WASHINGTON — President Donald Trump is dramatically scaling back U.S. goals in Syria as he pushes for a quick military withdrawal, Trump administration officials said Wednesday, abandoning plans to stay long-term to stabilize the country and prevent the Islamic State group from re-emerging.

Trump has given no formal order to pull out the 2,000 U.S. troops currently in Syria, nor offered a public timetable, other than to say the United States will pull out just as soon as the last remaining IS fighters can be vanquished. But Trump has signaled to his advisers that ideally, he wants all troops out within six months, according to three U.S. officials — a finale that would come shortly before the U.S. midterm elections.

In his haste to withdraw from Syria, Trump stands alone.

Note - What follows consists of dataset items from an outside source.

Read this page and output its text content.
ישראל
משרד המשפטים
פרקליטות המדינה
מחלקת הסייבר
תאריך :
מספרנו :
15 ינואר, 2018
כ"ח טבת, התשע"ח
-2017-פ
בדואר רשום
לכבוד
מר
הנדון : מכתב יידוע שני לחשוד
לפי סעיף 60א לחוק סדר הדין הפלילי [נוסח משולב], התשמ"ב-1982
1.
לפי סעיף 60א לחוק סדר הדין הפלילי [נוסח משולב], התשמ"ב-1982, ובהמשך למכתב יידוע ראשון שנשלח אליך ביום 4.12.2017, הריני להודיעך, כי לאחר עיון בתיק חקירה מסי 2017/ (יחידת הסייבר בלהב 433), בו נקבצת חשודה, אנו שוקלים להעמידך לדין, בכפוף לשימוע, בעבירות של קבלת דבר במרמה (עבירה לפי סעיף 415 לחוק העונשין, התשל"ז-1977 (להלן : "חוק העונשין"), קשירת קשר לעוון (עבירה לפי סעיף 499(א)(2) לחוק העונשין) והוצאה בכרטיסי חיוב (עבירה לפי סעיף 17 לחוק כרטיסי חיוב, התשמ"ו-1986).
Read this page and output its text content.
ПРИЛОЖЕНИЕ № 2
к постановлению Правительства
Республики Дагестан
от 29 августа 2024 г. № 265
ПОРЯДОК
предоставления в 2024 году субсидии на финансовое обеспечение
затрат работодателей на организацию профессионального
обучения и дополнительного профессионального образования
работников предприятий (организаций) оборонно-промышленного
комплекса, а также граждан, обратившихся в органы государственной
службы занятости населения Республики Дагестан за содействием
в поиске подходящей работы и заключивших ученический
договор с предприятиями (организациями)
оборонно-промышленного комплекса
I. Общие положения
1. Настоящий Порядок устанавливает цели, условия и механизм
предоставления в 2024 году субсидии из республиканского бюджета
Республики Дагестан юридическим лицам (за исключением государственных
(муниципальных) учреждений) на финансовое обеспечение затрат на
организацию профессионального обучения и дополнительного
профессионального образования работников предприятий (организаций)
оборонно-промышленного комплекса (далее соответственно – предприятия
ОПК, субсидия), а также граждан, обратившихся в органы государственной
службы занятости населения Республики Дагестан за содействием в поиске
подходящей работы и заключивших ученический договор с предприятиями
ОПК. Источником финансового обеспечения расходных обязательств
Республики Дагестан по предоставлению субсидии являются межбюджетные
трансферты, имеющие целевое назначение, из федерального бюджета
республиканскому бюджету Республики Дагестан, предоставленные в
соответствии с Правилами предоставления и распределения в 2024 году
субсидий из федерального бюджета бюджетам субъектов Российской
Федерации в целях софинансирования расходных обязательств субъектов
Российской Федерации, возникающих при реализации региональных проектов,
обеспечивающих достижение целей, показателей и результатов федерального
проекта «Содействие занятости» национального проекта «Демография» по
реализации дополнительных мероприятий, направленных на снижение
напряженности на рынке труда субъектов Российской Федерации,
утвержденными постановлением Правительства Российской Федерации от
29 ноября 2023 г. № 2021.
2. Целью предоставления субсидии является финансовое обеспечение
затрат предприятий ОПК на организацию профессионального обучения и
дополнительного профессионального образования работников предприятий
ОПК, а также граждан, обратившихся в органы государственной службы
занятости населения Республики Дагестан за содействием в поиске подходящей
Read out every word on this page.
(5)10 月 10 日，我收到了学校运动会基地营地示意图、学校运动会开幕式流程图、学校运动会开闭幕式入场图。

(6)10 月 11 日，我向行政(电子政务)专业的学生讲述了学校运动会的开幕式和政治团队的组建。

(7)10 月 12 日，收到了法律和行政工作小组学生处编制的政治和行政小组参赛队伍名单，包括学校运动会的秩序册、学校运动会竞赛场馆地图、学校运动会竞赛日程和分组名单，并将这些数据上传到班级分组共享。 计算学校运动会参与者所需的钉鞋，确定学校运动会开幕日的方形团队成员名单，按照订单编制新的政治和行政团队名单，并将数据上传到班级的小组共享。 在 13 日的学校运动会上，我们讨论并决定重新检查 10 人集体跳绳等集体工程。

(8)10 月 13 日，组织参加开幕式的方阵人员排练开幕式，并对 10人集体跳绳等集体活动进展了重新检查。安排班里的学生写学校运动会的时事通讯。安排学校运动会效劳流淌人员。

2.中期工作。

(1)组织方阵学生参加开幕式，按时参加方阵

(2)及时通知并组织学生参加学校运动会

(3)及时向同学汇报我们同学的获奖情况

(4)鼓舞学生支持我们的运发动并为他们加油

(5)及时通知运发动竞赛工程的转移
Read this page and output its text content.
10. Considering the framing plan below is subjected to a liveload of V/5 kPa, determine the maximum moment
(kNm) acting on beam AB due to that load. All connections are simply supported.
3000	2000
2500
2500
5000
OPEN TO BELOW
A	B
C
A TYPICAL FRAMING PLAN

The Pentagon, the State Department and CIA are all deeply concerned about the potential ramifications if the U.S. leaves behind a power vacuum in Syria, as are Israel, Arab leaders and other nations in the U.S.-led coalition that has fought IS in Iraq and Syria since 2014.

The president made clear his patience was running out as he met top national security aides on Tuesday. Yet the meeting concluded with no hard-and-fast deadline handed down, leaving Trump’s team struggling to deduce how fast is fast enough for Trump, according to officials briefed on the meeting.

The tense disagreement between Trump and his team has played out in chaotic and increasingly public fashion. On Tuesday, before the Syria meeting, Trump was telling television cameras he wanted to “get out,” just as the U.S. special envoy for fighting IS insisted “our mission isn’t over.” And on Wednesday, the White House issued a statement that declared the IS mission is “coming to a rapid end” but avoided specifics altogether.

Urging him to slow down, Trump’s aides have been emphasizing that IS fighters remain active in Syria, evidence that Trump’s own, publicly stated objective — the total defeat of IS — has yet to be met. Officials said the U.S. is tracking two pockets where IS remains viable — one in the Middle Euphrates Valley Region, another along the Iraq-Syria border. And despite the White House’s insistence that the group is “almost completely defeated,” a string of renewed IS attacks in recent weeks has raised fears about a resurgence.

Regardless of exactly when the troops leave, the decision to remove them as soon as possible has forced an immediate realignment of long-term U.S. objectives in the country, officials said.

With no military presence to ensure security for American personnel, the U.S. will have to call off other planned operations to clear land mines, restore basic services like water and electricity, and create political conditions needed to resolve Syria’s civil war.

Those efforts by U.S. diplomats and aid workers have been seen as critical to ensuring that Syria’s territory isn’t exploited in the future by IS remnants, other extremists or Iran. They formed a key component of Trump’s new Syria strategy, laid out by then-Secretary of State Rex Tillerson in a speech in January declaring it “vital for the United States to remain engaged in Syria.” But the speech, while formally approved by the White House, angered Trump, officials said, and the president fired Tillerson last month.

Instead, Trump will leave stabilizing Syria to other nations, in line with his long-stated view that the United States shoulders too much of global costs and should put “America first.”

“I want to get out,” Trump said. “I want to bring our troops back home. I want to start rebuilding our nation.”